HBase is a column-based key-value store modeled on Google’s BigTable. It runs over HDFS (Hadoop File System).
HBase has high write-throughput and scales well horizontally.
HBase works well for flexible datamodels of sparse records i.e. much of the fields are empty/null.
It also supports features such as automatic failover, versioning and compression out of the box.
Altering columns is expensive as HBase has to create a new columns and copy over all the data.
Each column can be fine tuned to affect read and write performance and space consumption. You miss out on fine-grained tuning if you de-normalize everything to fewer column families.
Column families stored in different directories allow you to only read columns you are interested in. This is great for read-heavy workloads.
Operations are atomic at the row-level, so data across multiple columns families in a record is always consistent.
Rows are sorted by the row-key.
Regions are chunks of rows stores on a region server. Each region server typically stores multiple regions.
The architecture comprises of a Master server and multiple region servers. The master server makes use of Zoo Keeper to manage configuration and synchronization. Read/write requests from clients directly go to the region servers.

HBase uses Log Structured Merge Trees (LSTM) to store data.
Rows of data in HBase are split into shards called regions. Every region is stored on a region server. A region server may host one or more regions.
When data is written to HBase, it is first recorded in a WAL (Write-Ahead Log) called HLog. The data is then stored in an in-memory MemStore, which is flushed to disk when its size reaches a specific threshold. The file written to disk is an immutable index-organized data file called an HFile.

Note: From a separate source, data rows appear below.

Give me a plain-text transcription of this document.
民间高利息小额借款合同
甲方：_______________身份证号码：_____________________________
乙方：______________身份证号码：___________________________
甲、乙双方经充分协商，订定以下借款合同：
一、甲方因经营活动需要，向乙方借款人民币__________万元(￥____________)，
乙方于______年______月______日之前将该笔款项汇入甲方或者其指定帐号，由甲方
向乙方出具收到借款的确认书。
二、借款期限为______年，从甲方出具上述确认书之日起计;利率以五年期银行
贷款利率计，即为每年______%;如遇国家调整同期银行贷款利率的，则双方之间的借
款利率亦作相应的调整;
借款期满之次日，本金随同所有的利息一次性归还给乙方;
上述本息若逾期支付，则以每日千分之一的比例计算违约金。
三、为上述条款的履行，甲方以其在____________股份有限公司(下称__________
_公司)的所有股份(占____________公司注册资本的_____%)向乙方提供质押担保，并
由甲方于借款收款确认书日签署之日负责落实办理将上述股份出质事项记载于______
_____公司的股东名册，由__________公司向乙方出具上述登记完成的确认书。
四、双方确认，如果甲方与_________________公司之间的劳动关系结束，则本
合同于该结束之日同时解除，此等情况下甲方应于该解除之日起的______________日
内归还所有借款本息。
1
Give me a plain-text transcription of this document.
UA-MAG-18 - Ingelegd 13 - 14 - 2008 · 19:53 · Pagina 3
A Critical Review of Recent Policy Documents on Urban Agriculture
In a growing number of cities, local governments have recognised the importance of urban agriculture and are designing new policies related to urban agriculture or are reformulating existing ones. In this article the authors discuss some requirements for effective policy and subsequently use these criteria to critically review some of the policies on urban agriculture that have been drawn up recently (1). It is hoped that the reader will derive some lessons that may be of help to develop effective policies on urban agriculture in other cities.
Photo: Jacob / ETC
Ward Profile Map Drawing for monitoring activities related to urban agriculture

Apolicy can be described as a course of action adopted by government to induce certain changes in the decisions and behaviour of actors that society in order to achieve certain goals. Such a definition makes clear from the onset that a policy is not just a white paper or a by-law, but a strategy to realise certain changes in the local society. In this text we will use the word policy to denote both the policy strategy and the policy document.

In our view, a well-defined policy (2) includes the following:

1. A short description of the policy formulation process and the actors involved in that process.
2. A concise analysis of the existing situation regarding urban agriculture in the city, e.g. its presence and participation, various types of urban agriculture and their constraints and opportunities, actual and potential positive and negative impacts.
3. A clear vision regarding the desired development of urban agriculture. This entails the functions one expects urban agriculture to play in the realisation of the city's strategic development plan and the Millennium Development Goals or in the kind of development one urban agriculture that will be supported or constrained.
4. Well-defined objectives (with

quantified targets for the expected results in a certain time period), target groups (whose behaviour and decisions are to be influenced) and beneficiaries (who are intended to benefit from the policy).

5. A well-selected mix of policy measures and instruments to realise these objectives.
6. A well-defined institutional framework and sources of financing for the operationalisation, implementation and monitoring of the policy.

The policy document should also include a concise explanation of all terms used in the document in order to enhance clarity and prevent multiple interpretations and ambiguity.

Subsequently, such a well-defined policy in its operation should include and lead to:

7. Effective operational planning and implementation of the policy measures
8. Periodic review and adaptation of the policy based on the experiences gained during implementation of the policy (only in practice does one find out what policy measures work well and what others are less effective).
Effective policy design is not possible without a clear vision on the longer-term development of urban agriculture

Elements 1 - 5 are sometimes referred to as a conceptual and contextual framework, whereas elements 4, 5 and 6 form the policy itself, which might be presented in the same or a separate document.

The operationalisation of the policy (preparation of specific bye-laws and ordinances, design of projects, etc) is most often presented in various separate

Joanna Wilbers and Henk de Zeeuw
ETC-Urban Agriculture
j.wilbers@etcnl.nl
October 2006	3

HBase performs compaction to reduce read overhead by merging several smaller files into fewer larges ones. During this process, two or more sorted HFiles are merge-sorted into a single file. This helps co-locate all data for a given key on disk, as well as eliminate deleted data.
Automatic rollover is supported, enabling all regions on a failed region server to migrate over to another region server. This is done by replaying all the content associated with a region onto a different region server. This makes failovers expensive.
HDFS supports HBase with replication, end-to-end checksums and auto-matic rebalancing.